By James Slater - 03/23/2016 - Comments

British cruiserweight contender, and soon to be world title challenger Tony Bellew (with Bellew set to face Junior Makabu for the vacant WBC 200-pound belt soon) has spoken out about what he says is a “major problem with drugs in boxing.” Speaking on BBC radio, Bellew said that fighters caught “should be made an example of,” and the Liverpudlian suggested an appropriate punishment would be “a lifetime ban.”

The sport has been rocked in recent times by top name fighters failing drugs tests – with Antonio Tarver, Andre Berto, Lamont Peterson and, much more recently, Lucas Browne failing drugs tests (with pleas of innocence swiftly following the breaking news) – and most fans will probably agree with where Bellew is coming from with his lifetime ban suggestion. But have fighters like Browne – who insists he is innocent of knowingly taking any drug and that he will prove as much – possibly been “spiked,” and if so, is it possible an innocent fighter could be punished unfairly if all fighters who fail a drugs test are banned for life?
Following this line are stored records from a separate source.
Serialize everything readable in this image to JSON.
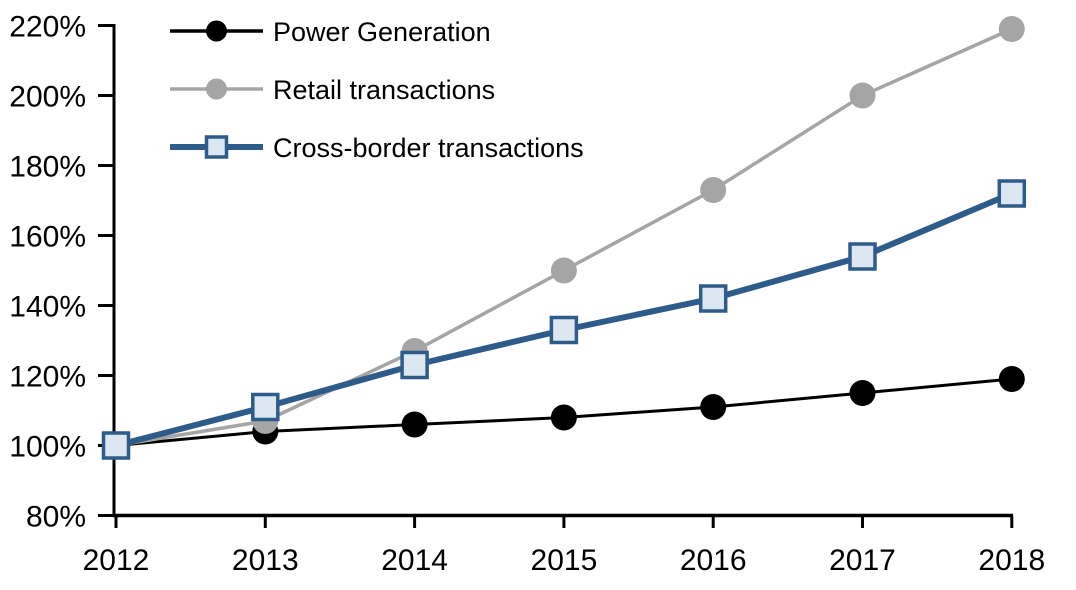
{
  "chart_data": {
    "type": "line",
    "x": [
      2012,
      2013,
      2014,
      2015,
      2016,
      2017,
      2018
    ],
    "x_axis": {
      "tick_labels": [
        "2012",
        "2013",
        "2014",
        "2015",
        "2016",
        "2017",
        "2018"
      ]
    },
    "y_axis": {
      "tick_labels": [
        "80%",
        "100%",
        "120%",
        "140%",
        "160%",
        "180%",
        "200%",
        "220%"
      ],
      "min": 80,
      "max": 220,
      "step": 20,
      "unit": "%"
    },
    "grid": false,
    "legend": {
      "position": "top-left"
    },
    "series": [
      {
        "name": "Power Generation",
        "values": [
          100,
          104,
          106,
          108,
          111,
          115,
          119
        ],
        "color": "#000000",
        "line_width": 3,
        "marker": "circle",
        "marker_fill": "#000000",
        "marker_size": 26
      },
      {
        "name": "Retail transactions",
        "values": [
          100,
          107,
          127,
          150,
          173,
          200,
          219
        ],
        "color": "#A5A5A5",
        "line_width": 3.5,
        "marker": "circle",
        "marker_fill": "#A5A5A5",
        "marker_size": 26
      },
      {
        "name": "Cross-border transactions",
        "values": [
          100,
          111,
          123,
          133,
          142,
          154,
          172
        ],
        "color": "#2D5C8A",
        "line_width": 6,
        "marker": "square",
        "marker_fill": "#DCE7F2",
        "marker_size": 25
      }
    ]
  }
}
Remember when Tyson Fury said after his massive win over Wladimir Klitschko in Germany that he was afraid to touch anything anyone tired to hand to him in the dressing room after the fight, so concerned was he that the water or food was laced with a drug that would ensure he failed the post-fight drugs test. Neither Klitschko nor any member of his team was proven to have done anything wrong, let’s get that clear, but the scenario Fury insisted he was savvy enough to have avoided falling into could happen, couldn’t it?

How does anyone prove a fighter, or any athlete for that matter, knowingly took a steroid on purpose? How does any fighter or athlete prove that they did not knowingly take a steroid? It’s fine punishing a fighter caught using illegal stimulants, but what about the, admittedly small, chance they were indeed spiked?

Bellew, though, says he does not want to see a fighter die in the ring before something is done about the growing problem.

“I’m not condoning runners taking drugs, but there are not lives at risk in a 100-meter race. There are in a boxing ring and that’s why it is so alarming,” Bellew said. “Steroids allow people to train much harder and recover much quicker. If someone is taking them in the couple of months lead-up to a fight they have such an advantage. I suggest nothing less than a lifetime ban. It shouldn’t take someone dying in the ring at the hands of a steroid user for this to happen.”

Bellew later Tweeted how he is “probably tested anywhere between 10 to 20 times a year.” Bellew has never failed any of these tests and he is a proven clean fighter. But how many active fighters out there are currently cheating knowingly? And what can be done about it? No sport needs this headache.